オマールとジェームスの共演シーンには、どのようなアプローチをしましたか?

 2人の間には本物の絆があるとすぐに分かった。初回のカメラ・テスト中、スタッフたちの顔に笑顔が見られた時に、手ごたえを感じたよ。オマールはずっとトレーニングに励んでいたが、急に吹っ切れたように身のこなしも声も変わった。それまでの努力の結果さ。ジェームスに関しては、彼の狂気と果てしない探求心を感じることができた。


ふたり以外のキャスティングはどうでしたか?

 出演を打診した俳優全員が引き受けてくれた。以前の作品では断られることもあったし、5、6日間くらいの撮影ではあえて打診しない俳優もいた。この作品に関しては、主要な俳優たちは引き受けてくれただけでなく、とても反応が早かった。リュミエール兄弟を演じたブリュノ・ポダリデスとドゥニ・ポダリデスは、撮影が1日しかないにも関わらず、すぐにサインしてくれた。オリヴィエ・グルメ、ノエミ・ルボフスキー、クロチルド・エム、フレデリック・ピエロも同様に快諾してくれた。脚本に魅力を感じた以外に、みんなオマールと共演したかったのさ。

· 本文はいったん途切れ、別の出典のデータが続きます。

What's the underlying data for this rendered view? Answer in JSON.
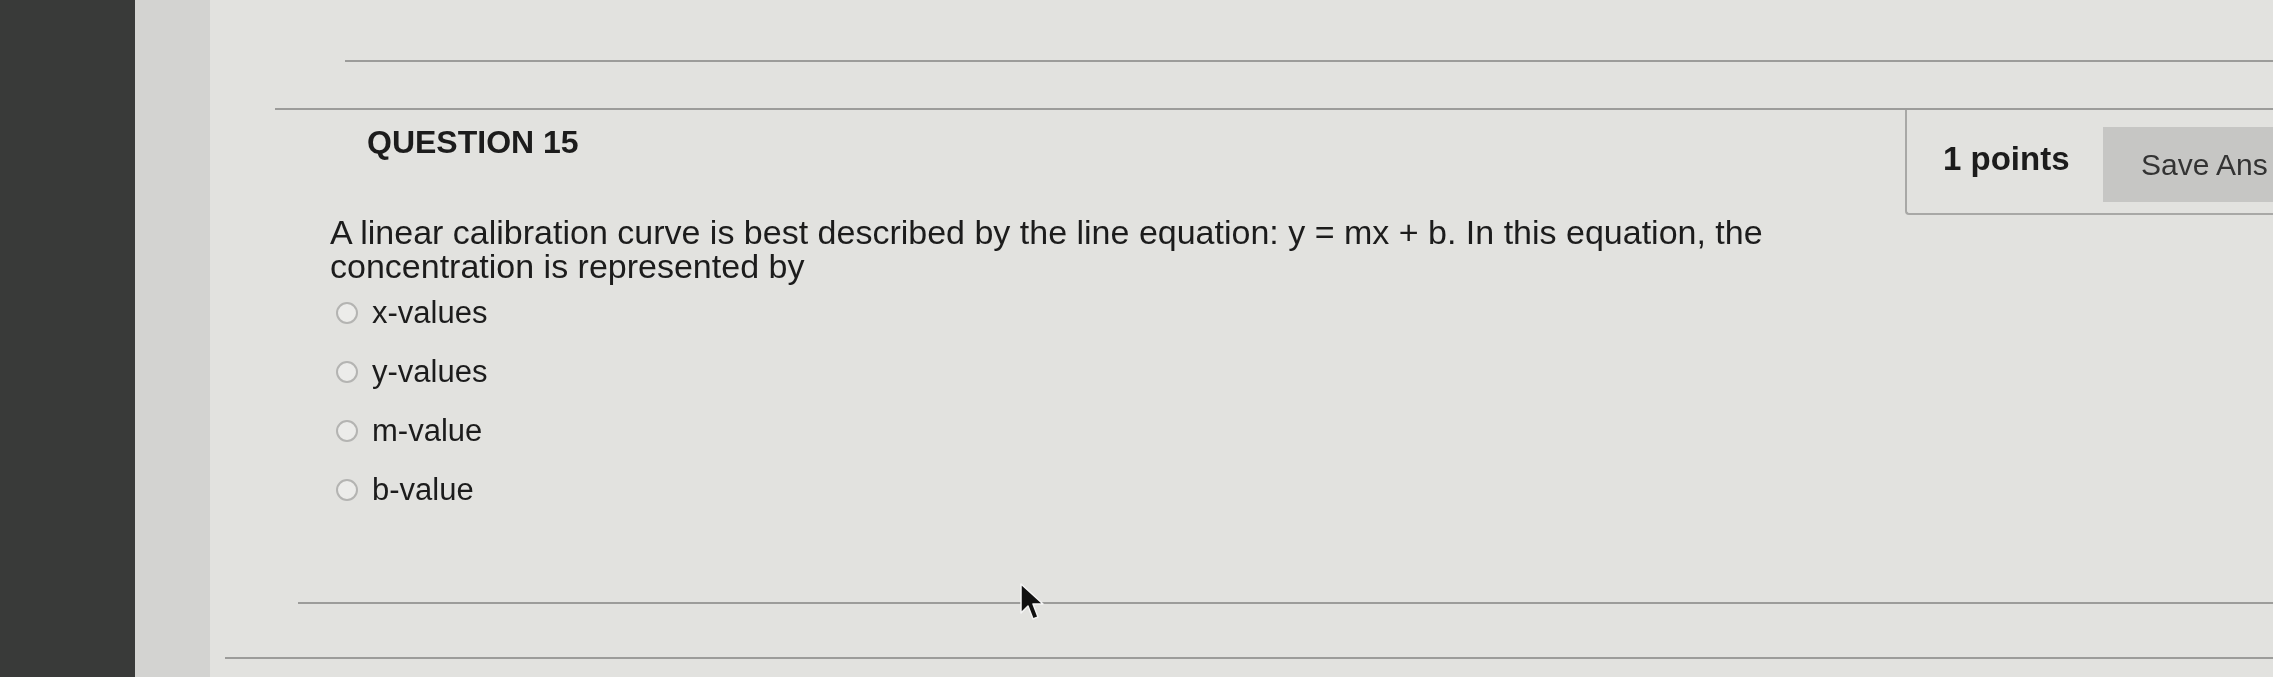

ご自身も俳優であるということが、監督をする際に影響しましたか?

 もちろん。自分が監督にしてほしいように進めた。我慢強く、優しくね。僕はぶつかり合う関係がいいとは思ってない。それに、「演出」という言葉もあまり使いたくない。俳優は演技の仕方を分かっている。それよりも問題は、編集時の選択肢を持つために、俳優にさまざまな感情を出させることだ。さらに、僕にとって大事なのは正しいトーンに合わせること。その俳優が正しいカギを手に入れるために僕を必要とした時に、彼を手助けするのが僕の役割さ。すぐに見つかる時もあれば、そうでない時もある。ふたりで力を合わせることが大切なのさ。


この映画で観客に伝えたいこととは?

 これは、ふたりの人間が出会い、共に何かを生み出し、やがて別れていく物語だ。だが同時に、ショコラというひとりの男の解放の物語でもある。そして、これはフランスという国の物語だ。何の罪も責任もなく、ショコラは時代に名を刻み、そして忘れられた。そういう人間は彼だけじゃない。彼について語ることは、僕らの過去を知るための助けになる。今日をよりよく生きるためには、過去を知ることがとても大切だと、僕はいつも思ってる。


ショコラの運命のどんな点に心を動かされましたか?

 ショコラとオマール、僕の人生には似ているところがある。オマールと僕は、「僕らは詐欺師だ!」と言って、笑ったよ。オマールは、今彼の身に起きていることに値する寛容ですばらしい俳優だ。だけど、僕らの世代は、移民の子どもがスターと主役の座を共に担うのを見ることなく育った。約20年間、いつか誰かに「おい! そこで何してる? ここは君のいる場所じゃない」と言われるかもしれないと思ってきた。そして僕はこう答える。「ごめんなさい。僕ならできると言われたんだけど、もう出て行くよ」とね。
 今はもう、そういう騙している感覚はなくなった。だけど、1世紀前に有色人種のアーティストが大成功を収めたことを知って、感動した。それと同時に、悲しくもなった。その功績が何も残されていないからさ。たぶんこの映画がそれを変えてくれるだろう。自分自身の人生についても考えさせられる。自分たちが成し遂げたことのどれほどが後世に残るのだろう?とね。